Of course, I saw a lot of the classic pub fodder as well: comedy nights, quizzes and roasts; quiet pints and rowdy birthday parties, post-work get-togethers and post-match pints. I met mothers on maternity leave, war journalists catching up on each other’s news and readers quietly enjoying their books. I got to know the lovely regulars who are part of the furniture.
Kissing couples.
The pub really does feel woven into the lives of local people. I saw first dates and anniversary dinners. I met couples who’d met there and couples who’d been married there. I met one couple who’d lived nearby during IVF and were taking their baby to see the pub for the very first time.
A couple enjoy a slow Sunday morning with their young baby.
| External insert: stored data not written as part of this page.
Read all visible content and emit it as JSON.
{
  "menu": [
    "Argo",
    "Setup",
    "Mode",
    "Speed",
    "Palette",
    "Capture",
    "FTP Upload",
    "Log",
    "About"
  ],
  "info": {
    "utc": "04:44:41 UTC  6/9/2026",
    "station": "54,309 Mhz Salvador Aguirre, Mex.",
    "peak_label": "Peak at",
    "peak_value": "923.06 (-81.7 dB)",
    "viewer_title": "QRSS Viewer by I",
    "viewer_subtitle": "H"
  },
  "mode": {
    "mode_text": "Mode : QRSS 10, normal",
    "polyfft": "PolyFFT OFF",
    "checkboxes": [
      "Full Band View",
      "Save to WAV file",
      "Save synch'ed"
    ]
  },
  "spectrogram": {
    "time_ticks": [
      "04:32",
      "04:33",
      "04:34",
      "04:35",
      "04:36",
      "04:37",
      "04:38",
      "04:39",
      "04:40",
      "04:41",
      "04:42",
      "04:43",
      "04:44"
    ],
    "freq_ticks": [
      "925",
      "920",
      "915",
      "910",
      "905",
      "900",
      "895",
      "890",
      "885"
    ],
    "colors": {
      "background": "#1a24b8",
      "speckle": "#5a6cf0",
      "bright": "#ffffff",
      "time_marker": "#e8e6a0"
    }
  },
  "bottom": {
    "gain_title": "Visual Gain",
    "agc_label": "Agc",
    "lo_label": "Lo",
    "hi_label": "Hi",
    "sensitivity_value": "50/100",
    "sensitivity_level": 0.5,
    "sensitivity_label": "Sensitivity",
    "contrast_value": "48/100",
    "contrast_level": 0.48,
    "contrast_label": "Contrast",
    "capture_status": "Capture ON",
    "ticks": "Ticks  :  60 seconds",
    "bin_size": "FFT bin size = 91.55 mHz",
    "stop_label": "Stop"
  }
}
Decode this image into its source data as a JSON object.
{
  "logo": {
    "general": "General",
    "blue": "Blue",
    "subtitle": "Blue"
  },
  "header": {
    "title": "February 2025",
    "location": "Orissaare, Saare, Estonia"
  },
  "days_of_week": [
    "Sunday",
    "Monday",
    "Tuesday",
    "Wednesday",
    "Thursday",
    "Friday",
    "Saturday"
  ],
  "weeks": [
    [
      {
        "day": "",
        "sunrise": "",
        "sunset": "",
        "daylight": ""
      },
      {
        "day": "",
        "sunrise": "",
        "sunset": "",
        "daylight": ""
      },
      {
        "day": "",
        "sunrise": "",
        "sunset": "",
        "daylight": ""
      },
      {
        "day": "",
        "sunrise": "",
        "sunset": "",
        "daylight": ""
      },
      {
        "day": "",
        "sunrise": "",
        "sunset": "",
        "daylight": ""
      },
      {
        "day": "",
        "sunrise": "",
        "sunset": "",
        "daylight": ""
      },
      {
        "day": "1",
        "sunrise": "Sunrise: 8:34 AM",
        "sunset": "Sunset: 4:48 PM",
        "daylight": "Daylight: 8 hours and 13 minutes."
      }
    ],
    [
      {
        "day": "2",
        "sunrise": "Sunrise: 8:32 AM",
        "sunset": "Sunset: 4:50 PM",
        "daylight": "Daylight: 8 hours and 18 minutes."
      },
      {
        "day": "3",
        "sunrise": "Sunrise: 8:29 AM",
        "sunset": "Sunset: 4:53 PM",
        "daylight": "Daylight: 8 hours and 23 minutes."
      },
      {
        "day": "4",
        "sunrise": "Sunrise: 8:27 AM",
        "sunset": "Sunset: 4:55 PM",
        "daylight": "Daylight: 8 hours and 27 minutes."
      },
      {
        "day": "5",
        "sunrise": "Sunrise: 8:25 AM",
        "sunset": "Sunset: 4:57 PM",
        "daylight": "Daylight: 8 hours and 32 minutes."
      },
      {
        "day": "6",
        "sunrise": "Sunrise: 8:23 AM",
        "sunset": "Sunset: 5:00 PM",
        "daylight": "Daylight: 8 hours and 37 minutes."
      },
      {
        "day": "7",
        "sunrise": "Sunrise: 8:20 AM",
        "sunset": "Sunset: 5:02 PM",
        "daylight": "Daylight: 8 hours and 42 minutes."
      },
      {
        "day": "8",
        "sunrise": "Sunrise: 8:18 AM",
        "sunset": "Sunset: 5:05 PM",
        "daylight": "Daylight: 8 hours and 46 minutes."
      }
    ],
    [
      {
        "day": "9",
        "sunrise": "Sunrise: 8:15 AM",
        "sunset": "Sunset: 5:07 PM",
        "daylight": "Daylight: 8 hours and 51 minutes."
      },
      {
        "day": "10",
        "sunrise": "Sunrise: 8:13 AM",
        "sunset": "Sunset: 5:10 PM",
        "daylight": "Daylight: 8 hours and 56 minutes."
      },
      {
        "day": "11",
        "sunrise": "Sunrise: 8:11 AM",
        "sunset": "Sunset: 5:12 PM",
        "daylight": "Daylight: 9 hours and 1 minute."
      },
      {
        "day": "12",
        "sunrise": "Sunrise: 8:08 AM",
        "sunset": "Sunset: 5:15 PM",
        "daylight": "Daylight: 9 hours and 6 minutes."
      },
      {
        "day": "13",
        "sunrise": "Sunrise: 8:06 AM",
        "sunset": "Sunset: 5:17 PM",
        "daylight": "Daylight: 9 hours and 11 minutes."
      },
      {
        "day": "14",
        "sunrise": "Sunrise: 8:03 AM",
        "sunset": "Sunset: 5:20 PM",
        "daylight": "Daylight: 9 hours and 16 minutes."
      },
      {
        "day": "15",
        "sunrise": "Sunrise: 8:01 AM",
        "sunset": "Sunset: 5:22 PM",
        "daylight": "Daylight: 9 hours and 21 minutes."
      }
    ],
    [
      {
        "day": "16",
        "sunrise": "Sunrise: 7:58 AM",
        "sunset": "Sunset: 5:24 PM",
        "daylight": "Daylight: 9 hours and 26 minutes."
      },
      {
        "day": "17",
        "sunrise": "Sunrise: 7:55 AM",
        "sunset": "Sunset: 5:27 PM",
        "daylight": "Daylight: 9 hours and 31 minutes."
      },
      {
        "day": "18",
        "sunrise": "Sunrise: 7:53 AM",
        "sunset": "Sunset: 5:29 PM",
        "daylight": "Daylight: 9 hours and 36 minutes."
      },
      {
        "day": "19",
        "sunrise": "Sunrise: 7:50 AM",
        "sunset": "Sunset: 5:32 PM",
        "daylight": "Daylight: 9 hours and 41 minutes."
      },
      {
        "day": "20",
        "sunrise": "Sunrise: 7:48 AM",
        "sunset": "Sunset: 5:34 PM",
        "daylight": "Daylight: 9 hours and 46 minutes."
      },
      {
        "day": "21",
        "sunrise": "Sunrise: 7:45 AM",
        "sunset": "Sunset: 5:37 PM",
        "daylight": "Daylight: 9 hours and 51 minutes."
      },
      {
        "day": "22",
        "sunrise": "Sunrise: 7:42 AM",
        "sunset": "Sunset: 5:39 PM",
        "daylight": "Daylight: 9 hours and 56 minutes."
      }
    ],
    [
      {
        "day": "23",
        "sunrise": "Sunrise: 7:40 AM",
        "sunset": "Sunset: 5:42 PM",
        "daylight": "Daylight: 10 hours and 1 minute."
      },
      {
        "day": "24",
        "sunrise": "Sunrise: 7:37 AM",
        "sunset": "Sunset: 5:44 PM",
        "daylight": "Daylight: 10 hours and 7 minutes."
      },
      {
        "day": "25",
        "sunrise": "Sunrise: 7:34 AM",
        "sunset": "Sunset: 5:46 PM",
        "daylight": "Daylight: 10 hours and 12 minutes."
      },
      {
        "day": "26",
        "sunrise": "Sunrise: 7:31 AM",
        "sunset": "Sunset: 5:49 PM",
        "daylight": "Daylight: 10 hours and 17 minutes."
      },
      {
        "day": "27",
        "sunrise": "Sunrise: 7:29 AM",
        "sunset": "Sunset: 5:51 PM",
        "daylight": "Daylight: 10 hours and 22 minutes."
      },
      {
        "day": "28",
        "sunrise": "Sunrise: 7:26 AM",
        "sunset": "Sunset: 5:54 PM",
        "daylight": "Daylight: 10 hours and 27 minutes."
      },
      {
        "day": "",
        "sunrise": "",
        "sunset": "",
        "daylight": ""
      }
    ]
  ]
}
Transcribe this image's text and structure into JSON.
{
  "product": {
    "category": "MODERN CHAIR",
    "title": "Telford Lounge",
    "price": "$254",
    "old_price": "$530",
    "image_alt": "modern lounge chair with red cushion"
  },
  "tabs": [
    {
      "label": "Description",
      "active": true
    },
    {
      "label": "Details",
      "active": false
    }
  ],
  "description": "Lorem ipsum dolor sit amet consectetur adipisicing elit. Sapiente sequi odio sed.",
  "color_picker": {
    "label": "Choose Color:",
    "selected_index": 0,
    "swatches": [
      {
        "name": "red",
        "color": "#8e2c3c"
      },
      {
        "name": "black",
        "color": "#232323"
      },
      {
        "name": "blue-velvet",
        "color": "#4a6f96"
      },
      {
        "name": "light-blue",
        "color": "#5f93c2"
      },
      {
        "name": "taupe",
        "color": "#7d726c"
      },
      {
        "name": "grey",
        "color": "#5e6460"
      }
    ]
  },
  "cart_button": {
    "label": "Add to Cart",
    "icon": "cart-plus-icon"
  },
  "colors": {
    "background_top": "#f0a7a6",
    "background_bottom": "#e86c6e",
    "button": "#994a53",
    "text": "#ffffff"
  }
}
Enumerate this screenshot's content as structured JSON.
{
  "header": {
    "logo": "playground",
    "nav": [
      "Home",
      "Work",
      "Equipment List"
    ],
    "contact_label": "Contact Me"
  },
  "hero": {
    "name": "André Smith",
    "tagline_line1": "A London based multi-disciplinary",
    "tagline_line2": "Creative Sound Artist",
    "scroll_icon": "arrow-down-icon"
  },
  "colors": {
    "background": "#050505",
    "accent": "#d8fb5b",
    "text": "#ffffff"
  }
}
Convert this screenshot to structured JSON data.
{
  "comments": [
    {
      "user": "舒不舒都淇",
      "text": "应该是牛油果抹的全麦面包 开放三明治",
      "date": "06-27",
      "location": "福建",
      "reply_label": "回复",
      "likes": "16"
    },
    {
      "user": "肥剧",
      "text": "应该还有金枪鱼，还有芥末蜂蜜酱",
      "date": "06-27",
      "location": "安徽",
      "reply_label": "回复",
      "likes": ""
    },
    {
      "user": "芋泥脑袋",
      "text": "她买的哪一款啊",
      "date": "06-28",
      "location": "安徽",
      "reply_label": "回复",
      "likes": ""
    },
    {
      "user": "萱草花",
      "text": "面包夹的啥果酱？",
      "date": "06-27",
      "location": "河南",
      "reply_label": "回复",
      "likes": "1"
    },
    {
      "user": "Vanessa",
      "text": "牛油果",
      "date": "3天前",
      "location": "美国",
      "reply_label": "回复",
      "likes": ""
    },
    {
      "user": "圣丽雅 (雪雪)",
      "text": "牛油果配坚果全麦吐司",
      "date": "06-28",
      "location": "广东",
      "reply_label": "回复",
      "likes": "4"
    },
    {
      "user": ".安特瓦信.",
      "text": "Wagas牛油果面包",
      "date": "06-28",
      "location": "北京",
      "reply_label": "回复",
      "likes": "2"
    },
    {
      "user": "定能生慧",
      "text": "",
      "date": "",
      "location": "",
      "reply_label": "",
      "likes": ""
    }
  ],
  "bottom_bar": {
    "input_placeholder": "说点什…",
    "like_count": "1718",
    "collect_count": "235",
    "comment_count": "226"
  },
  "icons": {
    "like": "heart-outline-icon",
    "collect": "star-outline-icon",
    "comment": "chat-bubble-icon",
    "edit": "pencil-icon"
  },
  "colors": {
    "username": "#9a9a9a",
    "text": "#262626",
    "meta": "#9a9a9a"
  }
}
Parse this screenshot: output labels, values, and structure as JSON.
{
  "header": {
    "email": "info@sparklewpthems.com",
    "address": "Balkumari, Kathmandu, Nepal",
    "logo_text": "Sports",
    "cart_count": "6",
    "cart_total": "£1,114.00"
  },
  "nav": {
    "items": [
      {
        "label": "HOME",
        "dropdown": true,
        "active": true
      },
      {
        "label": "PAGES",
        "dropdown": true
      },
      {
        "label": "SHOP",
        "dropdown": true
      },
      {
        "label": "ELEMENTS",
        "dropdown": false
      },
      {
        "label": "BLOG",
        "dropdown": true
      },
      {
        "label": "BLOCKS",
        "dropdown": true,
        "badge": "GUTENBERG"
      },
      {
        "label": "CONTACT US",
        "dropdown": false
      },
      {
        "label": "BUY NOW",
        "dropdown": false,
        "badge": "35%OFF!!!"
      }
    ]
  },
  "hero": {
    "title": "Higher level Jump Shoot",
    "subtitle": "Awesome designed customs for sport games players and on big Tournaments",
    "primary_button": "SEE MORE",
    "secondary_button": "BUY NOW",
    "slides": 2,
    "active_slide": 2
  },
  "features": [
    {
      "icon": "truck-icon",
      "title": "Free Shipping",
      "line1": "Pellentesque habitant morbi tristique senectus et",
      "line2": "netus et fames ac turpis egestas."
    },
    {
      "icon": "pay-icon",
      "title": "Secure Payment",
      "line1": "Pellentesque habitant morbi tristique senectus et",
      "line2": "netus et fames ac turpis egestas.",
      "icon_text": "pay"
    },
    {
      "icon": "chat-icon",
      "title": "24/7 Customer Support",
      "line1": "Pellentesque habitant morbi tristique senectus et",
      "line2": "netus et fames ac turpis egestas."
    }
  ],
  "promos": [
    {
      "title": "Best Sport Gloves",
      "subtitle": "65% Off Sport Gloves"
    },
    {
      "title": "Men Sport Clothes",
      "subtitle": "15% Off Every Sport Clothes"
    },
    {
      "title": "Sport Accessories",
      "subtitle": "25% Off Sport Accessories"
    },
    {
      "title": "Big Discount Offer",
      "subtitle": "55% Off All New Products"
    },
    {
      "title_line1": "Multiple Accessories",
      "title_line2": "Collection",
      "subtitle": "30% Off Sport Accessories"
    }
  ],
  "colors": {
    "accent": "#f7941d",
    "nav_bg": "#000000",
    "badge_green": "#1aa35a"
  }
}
As well as weddings, they host wakes. I remember one particularly memorable evening: it was a rainy Monday in January and so I wasn’t expecting to find much going on, but to my surprise the place was packed. A crochet club sat back to back with a bring-your-own-instrument trad music session. A wake had been taking place in the room next door and the mourners poured in, moved by the music. The deceased had loved stringed instruments, and the mourners sang along with the musicians as the knitters and other local people joined in too.
Crocheters sit back to back with a trad music session.
People taking advantage of the pub’s free board games, and a discarded violin at the weekly trad music session.
The pub clearly means a lot to the lovely people who work there as well. Many of the staff have been there for years and have roped in friends to work there too. It feels really baked into their lives: it’s palpable how much they care about the place. They celebrate their birthdays there and hang out after work.
A number of them met their partners there. They’ve forged proper friendships, both with each other and with local people.
Children at the weekly jazz concert.
Catching up on a book next to the pub’s library.
“There’s really a genuine, reciprocal care between staff and our patrons,” the events manager told me.
When I asked him what the pub meant to him, he replied: “Family. Everything! My entire life in London has been an extension of this place, so it’s really hard to imagine where I am now without it.”
When community is being eroded, with more people working from home and shopping online or in faceless chains, these community spaces are more important than ever. The Ivy House is a shining example of what pubs can offer, and what stands to be lost.